Retroviruses like HIV may also provide the selective pressure that shapes the recurrent positive selection of NHEJ genes. There is abundant genetic evidence suggesting a role for NHEJ in the retroviral lifecycle 
. Upon cellular entry, the retroviral RNA genome is reverse transcribed into double-stranded DNA. The ultimate destination for this retroviral cDNA is integration into the genome of the host, but it must first survive passage through the nucleus without being detected as broken DNA by the cell. NHEJ proteins have been found to physically associate with retroviral proteins, cDNA, and pre-integration complexes in vivo
and in two-hybrid interactions 
. There are several models which have been proposed to explain this. In one model, NHEJ proteins are recruited by the viral complex to protect free viral cDNA ends from degradation or from triggering apoptosis. In another model, the viral complex recruits host NHEJ proteins to promote the repair of breaks created at sites of retroviral cDNA integration into the host genome. In a third model, NHEJ proteins act as antivirals, joining the two long-terminal repeat (LTR) ends of the viral cDNA into dead-end “2-LTR circles.” These 2-LTR circles are ubiquitously observed in the nuclei of infected cells 
. Regardless of the model, allelic variants of NHEJ genes that result in lower infection rates would be selectively advantageous to the host. Should such alleles go to high frequency or fixation, retroviruses would be expected to counter-evolve, and the back-and-forth interplay would drive recurrent positive selection of NHEJ genes. Retroviruses and primates have co-evolved for tens of millions of years, as illustrated by the fact that all sequenced primate genomes contain the remnants of hundreds of thousands of integrated retroviruses 
It is unknown whether the positive selection observed in NHEJ genes represents a response to a single selective force, or whether multiple forces are shaping their evolution. At least eight additional viral families have been shown to evade or exploit the host DNA damage response 
. Several NHEJ proteins include one or more “BRCT” domains, which have been linked to viral infection in multiple instances. The Epstein-Barr viral protein Zta has been shown to interact with the BRCT domains of 53BP1, a component of the DNA damage response, to prevent apoptosis that is activated in response to viral replication 
. HIV-1 Tat has also been shown to interact with the BRCT domain of the human replication protein FCP1 
. In both Polλ and Nbs1, we find an amino acid position at the C-terminal end of the BRCT domain to be evolving under positive selection (Q185 in Nbs1 and Q102 in Polλ). The single site found to be under positive selection in Saccharomyces
Xrs2 also falls near the end of the BRCT domain (site 298) 
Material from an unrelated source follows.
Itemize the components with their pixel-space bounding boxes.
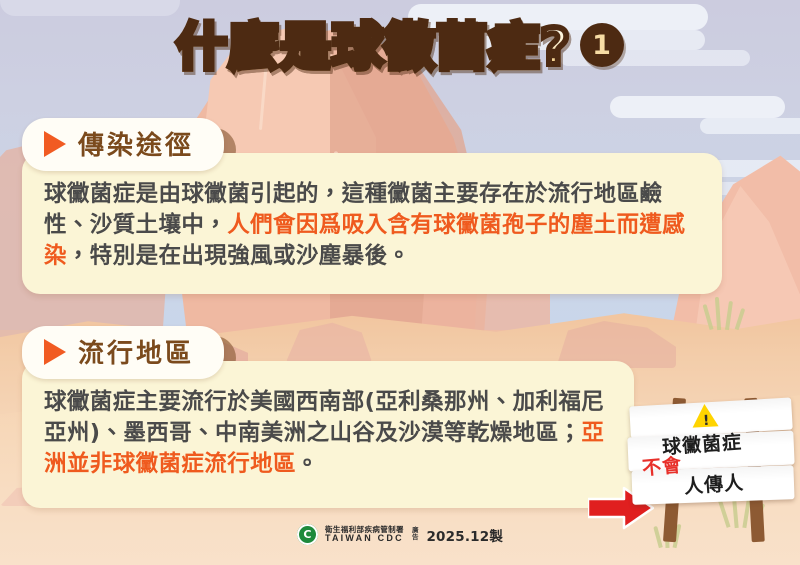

. BRCT domains could be a critical link in the interaction between viruses and the NHEJ pathway. Antagonism of host NHEJ proteins by genetic parasites may be a universal feature of cellular life, as yeast Ty retrotransposons also interact genetically and physically with NHEJ machinery 
. LINE-1 retrotransposons are major drivers of primate genome evolution, and LINE-1 retrotransposition rates are reduced in the absence of NHEJ genes 
. The Corndog and Omega bacteriophages of mycobacteria have even incorporated the first gene in the bacterial NHEJ pathway, Ku, into their own genome 
. This viral Ku now evolves under the selective pressures of the virus in order to recruit the bacterial NHEJ ligase, LigD, to circularize phage DNA.
In summary, we have documented abundant signatures of positive selection in genes of the NHEJ pathway, which is the major pathway for repairing double-strand chromosomal breaks in mammalian cells. We propose the hypothesis that these signatures result from the long-term co-evolution between NHEJ genes and genetic parasites. While it is well known that genetic parasites shape genome architecture through insertion and subsequent inter-element recombination, the present study may indicate that selective pressures imposed by genetic parasites can drive the evolution of protein sequence in critical human proteins.